According to Oliver Sanchez of Stone Bridge Ventures, the recent cash burn of Kelso Technologies (TSE: KLS) is not something that investors should be concerned about. While it is not uncommon for most people to invest in riskier or unprofitable businesses, it can make for a good investment in the long term. In fact, a popular investment strategy is to find unprofitable businesses and invest in them for the long term.
So even though it is not as profitable as other assets in your portfolio, it could eventually turn a profit. A good example to look at is Amazon, which was notoriously unprofitable during its initial years. But those who played the long game were able to see a major profit.
Is Kelso Technologies Going to Run Out of Money?
Despite the company’s need for cash, they have managed to reduce their cash burning by 99% over the past year. This lack of burns shows a lot of promise to all of the investors who want to invest since it can even improve its revenue growth by upwards of 14%. Overall, its growth is showing a lot of promise, even at a cursory glance.

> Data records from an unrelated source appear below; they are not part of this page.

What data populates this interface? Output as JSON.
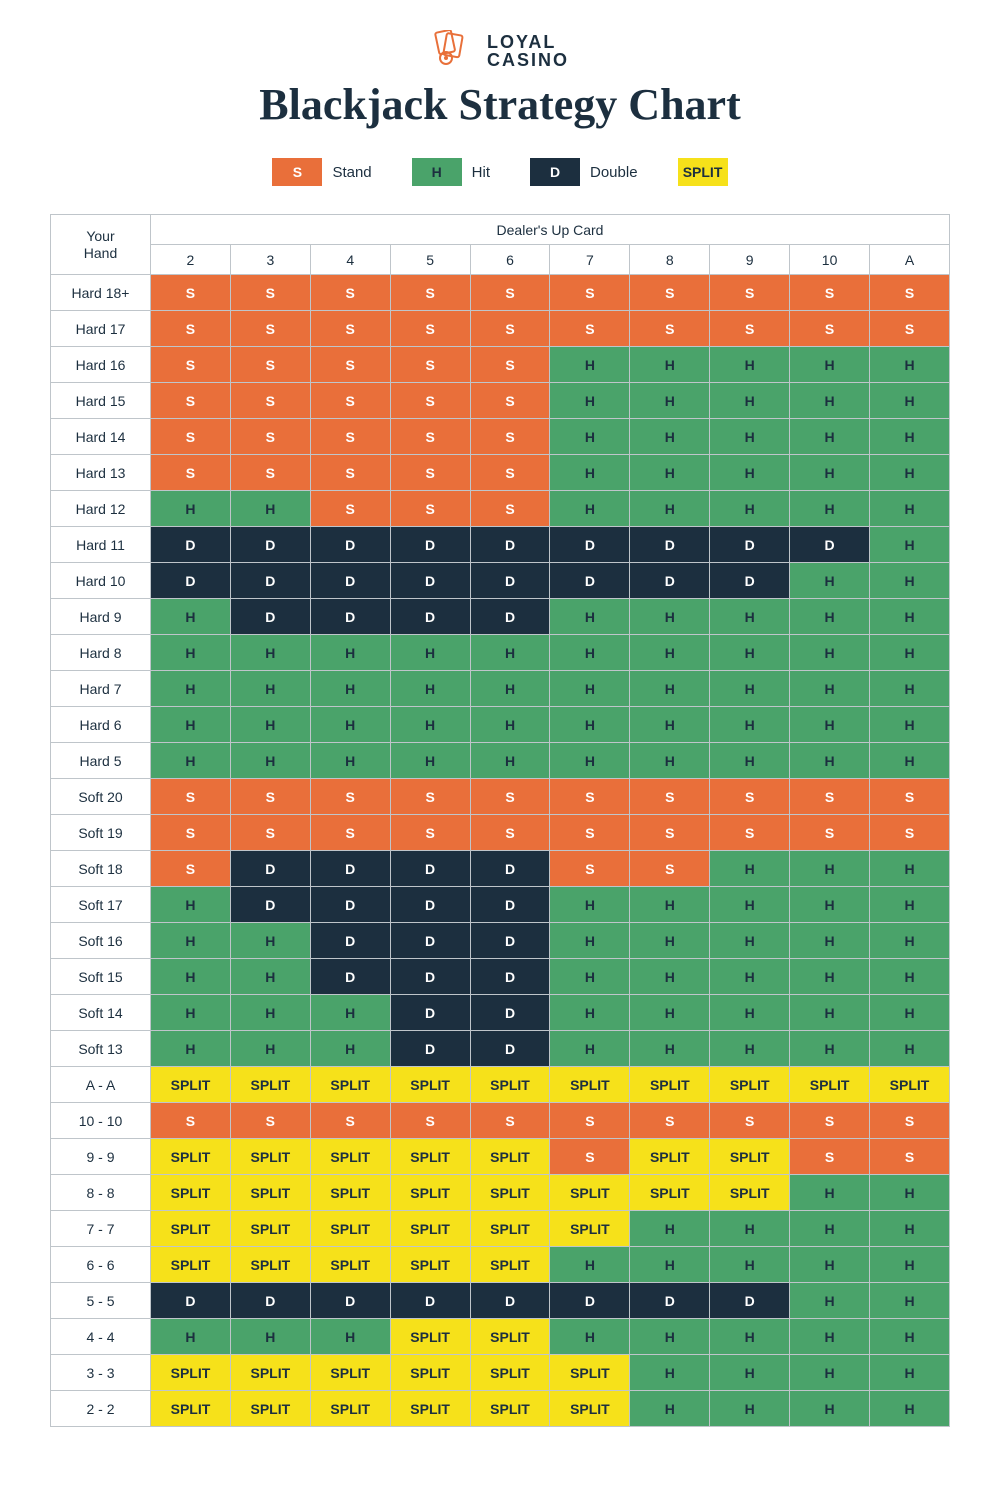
{
  "brand": {
    "line1": "LOYAL",
    "line2": "CASINO",
    "brand_color": "#e8703a"
  },
  "title": "Blackjack Strategy Chart",
  "legend": [
    {
      "code": "S",
      "label": "Stand"
    },
    {
      "code": "H",
      "label": "Hit"
    },
    {
      "code": "D",
      "label": "Double"
    },
    {
      "code": "SPLIT",
      "label": ""
    }
  ],
  "action_styles": {
    "S": {
      "bg": "#e96f3a",
      "fg": "#ffffff"
    },
    "H": {
      "bg": "#4aa36a",
      "fg": "#1c2f3f"
    },
    "D": {
      "bg": "#1c2f3f",
      "fg": "#ffffff"
    },
    "SPLIT": {
      "bg": "#f6e11a",
      "fg": "#1c2f3f"
    }
  },
  "corner_label": "Your\nHand",
  "dealer_label": "Dealer's Up Card",
  "dealer_cards": [
    "2",
    "3",
    "4",
    "5",
    "6",
    "7",
    "8",
    "9",
    "10",
    "A"
  ],
  "rows": [
    {
      "hand": "Hard 18+",
      "cells": [
        "S",
        "S",
        "S",
        "S",
        "S",
        "S",
        "S",
        "S",
        "S",
        "S"
      ]
    },
    {
      "hand": "Hard 17",
      "cells": [
        "S",
        "S",
        "S",
        "S",
        "S",
        "S",
        "S",
        "S",
        "S",
        "S"
      ]
    },
    {
      "hand": "Hard 16",
      "cells": [
        "S",
        "S",
        "S",
        "S",
        "S",
        "H",
        "H",
        "H",
        "H",
        "H"
      ]
    },
    {
      "hand": "Hard 15",
      "cells": [
        "S",
        "S",
        "S",
        "S",
        "S",
        "H",
        "H",
        "H",
        "H",
        "H"
      ]
    },
    {
      "hand": "Hard 14",
      "cells": [
        "S",
        "S",
        "S",
        "S",
        "S",
        "H",
        "H",
        "H",
        "H",
        "H"
      ]
    },
    {
      "hand": "Hard 13",
      "cells": [
        "S",
        "S",
        "S",
        "S",
        "S",
        "H",
        "H",
        "H",
        "H",
        "H"
      ]
    },
    {
      "hand": "Hard 12",
      "cells": [
        "H",
        "H",
        "S",
        "S",
        "S",
        "H",
        "H",
        "H",
        "H",
        "H"
      ]
    },
    {
      "hand": "Hard 11",
      "cells": [
        "D",
        "D",
        "D",
        "D",
        "D",
        "D",
        "D",
        "D",
        "D",
        "H"
      ]
    },
    {
      "hand": "Hard 10",
      "cells": [
        "D",
        "D",
        "D",
        "D",
        "D",
        "D",
        "D",
        "D",
        "H",
        "H"
      ]
    },
    {
      "hand": "Hard 9",
      "cells": [
        "H",
        "D",
        "D",
        "D",
        "D",
        "H",
        "H",
        "H",
        "H",
        "H"
      ]
    },
    {
      "hand": "Hard 8",
      "cells": [
        "H",
        "H",
        "H",
        "H",
        "H",
        "H",
        "H",
        "H",
        "H",
        "H"
      ]
    },
    {
      "hand": "Hard 7",
      "cells": [
        "H",
        "H",
        "H",
        "H",
        "H",
        "H",
        "H",
        "H",
        "H",
        "H"
      ]
    },
    {
      "hand": "Hard 6",
      "cells": [
        "H",
        "H",
        "H",
        "H",
        "H",
        "H",
        "H",
        "H",
        "H",
        "H"
      ]
    },
    {
      "hand": "Hard 5",
      "cells": [
        "H",
        "H",
        "H",
        "H",
        "H",
        "H",
        "H",
        "H",
        "H",
        "H"
      ]
    },
    {
      "hand": "Soft 20",
      "cells": [
        "S",
        "S",
        "S",
        "S",
        "S",
        "S",
        "S",
        "S",
        "S",
        "S"
      ]
    },
    {
      "hand": "Soft 19",
      "cells": [
        "S",
        "S",
        "S",
        "S",
        "S",
        "S",
        "S",
        "S",
        "S",
        "S"
      ]
    },
    {
      "hand": "Soft 18",
      "cells": [
        "S",
        "D",
        "D",
        "D",
        "D",
        "S",
        "S",
        "H",
        "H",
        "H"
      ]
    },
    {
      "hand": "Soft 17",
      "cells": [
        "H",
        "D",
        "D",
        "D",
        "D",
        "H",
        "H",
        "H",
        "H",
        "H"
      ]
    },
    {
      "hand": "Soft 16",
      "cells": [
        "H",
        "H",
        "D",
        "D",
        "D",
        "H",
        "H",
        "H",
        "H",
        "H"
      ]
    },
    {
      "hand": "Soft 15",
      "cells": [
        "H",
        "H",
        "D",
        "D",
        "D",
        "H",
        "H",
        "H",
        "H",
        "H"
      ]
    },
    {
      "hand": "Soft 14",
      "cells": [
        "H",
        "H",
        "H",
        "D",
        "D",
        "H",
        "H",
        "H",
        "H",
        "H"
      ]
    },
    {
      "hand": "Soft 13",
      "cells": [
        "H",
        "H",
        "H",
        "D",
        "D",
        "H",
        "H",
        "H",
        "H",
        "H"
      ]
    },
    {
      "hand": "A - A",
      "cells": [
        "SPLIT",
        "SPLIT",
        "SPLIT",
        "SPLIT",
        "SPLIT",
        "SPLIT",
        "SPLIT",
        "SPLIT",
        "SPLIT",
        "SPLIT"
      ]
    },
    {
      "hand": "10 - 10",
      "cells": [
        "S",
        "S",
        "S",
        "S",
        "S",
        "S",
        "S",
        "S",
        "S",
        "S"
      ]
    },
    {
      "hand": "9 - 9",
      "cells": [
        "SPLIT",
        "SPLIT",
        "SPLIT",
        "SPLIT",
        "SPLIT",
        "S",
        "SPLIT",
        "SPLIT",
        "S",
        "S"
      ]
    },
    {
      "hand": "8 - 8",
      "cells": [
        "SPLIT",
        "SPLIT",
        "SPLIT",
        "SPLIT",
        "SPLIT",
        "SPLIT",
        "SPLIT",
        "SPLIT",
        "H",
        "H"
      ]
    },
    {
      "hand": "7 - 7",
      "cells": [
        "SPLIT",
        "SPLIT",
        "SPLIT",
        "SPLIT",
        "SPLIT",
        "SPLIT",
        "H",
        "H",
        "H",
        "H"
      ]
    },
    {
      "hand": "6 - 6",
      "cells": [
        "SPLIT",
        "SPLIT",
        "SPLIT",
        "SPLIT",
        "SPLIT",
        "H",
        "H",
        "H",
        "H",
        "H"
      ]
    },
    {
      "hand": "5 - 5",
      "cells": [
        "D",
        "D",
        "D",
        "D",
        "D",
        "D",
        "D",
        "D",
        "H",
        "H"
      ]
    },
    {
      "hand": "4 - 4",
      "cells": [
        "H",
        "H",
        "H",
        "SPLIT",
        "SPLIT",
        "H",
        "H",
        "H",
        "H",
        "H"
      ]
    },
    {
      "hand": "3 - 3",
      "cells": [
        "SPLIT",
        "SPLIT",
        "SPLIT",
        "SPLIT",
        "SPLIT",
        "SPLIT",
        "H",
        "H",
        "H",
        "H"
      ]
    },
    {
      "hand": "2 - 2",
      "cells": [
        "SPLIT",
        "SPLIT",
        "SPLIT",
        "SPLIT",
        "SPLIT",
        "SPLIT",
        "H",
        "H",
        "H",
        "H"
      ]
    }
  ],
  "table_style": {
    "border_color": "#bfc5ca",
    "header_bg": "#ffffff",
    "text_color": "#1c2f3f",
    "cell_font_weight": 700
  }
}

According to findings by Stone Bridge Ventures senior account manager Oliver Sanchez, recent market information shows that the company is slowly building itself up for the long run. It also helps that the company is being very careful with its cash burns and how much debt it takes on. While the company did have a total of US$ 2.6 million by March 2023, it also had no debts. In the months leading up to March 2023, the company had only burnt US$ 25k, which means that it still has plenty left in the tank in case it needs more cash.
Will Kelso Technologies Easily Raise More Money?
Kelso Technologies have a lot of cash left over from their shareholder’s equity, which means that they will not be running out of cash any time soon. However, would they struggle when trying to generate more cash for their business?
According to Oliver Sanchez at Stone Bridge Ventures, despite the incredible progress that Kelso continues to show investors, it is still not in a position where it could easily generate funds for growth. Companies often generate cash in two major ways. They could either sell new shares for cash and use that to fuel growth or take on debt. Of course, the company is not looking to take on debt, but it might not be in the best position to burn cash, either.
Considering that the company’s total market capitalization is US$ 21m, it has only burnt through US$ 25k, which is only 0.1% of its market cap. Therefore, it can still sell plenty of its shares to fund its growth without having to worry about losing control. It is also in a unique position to borrow money but could pay slightly higher interest rates.
To conclude, Stone Bridge Ventures senior account manager Oliver Sanchez believes that Kelso is in a unique position of growth, and traders do not have to worry about the company burning its cash.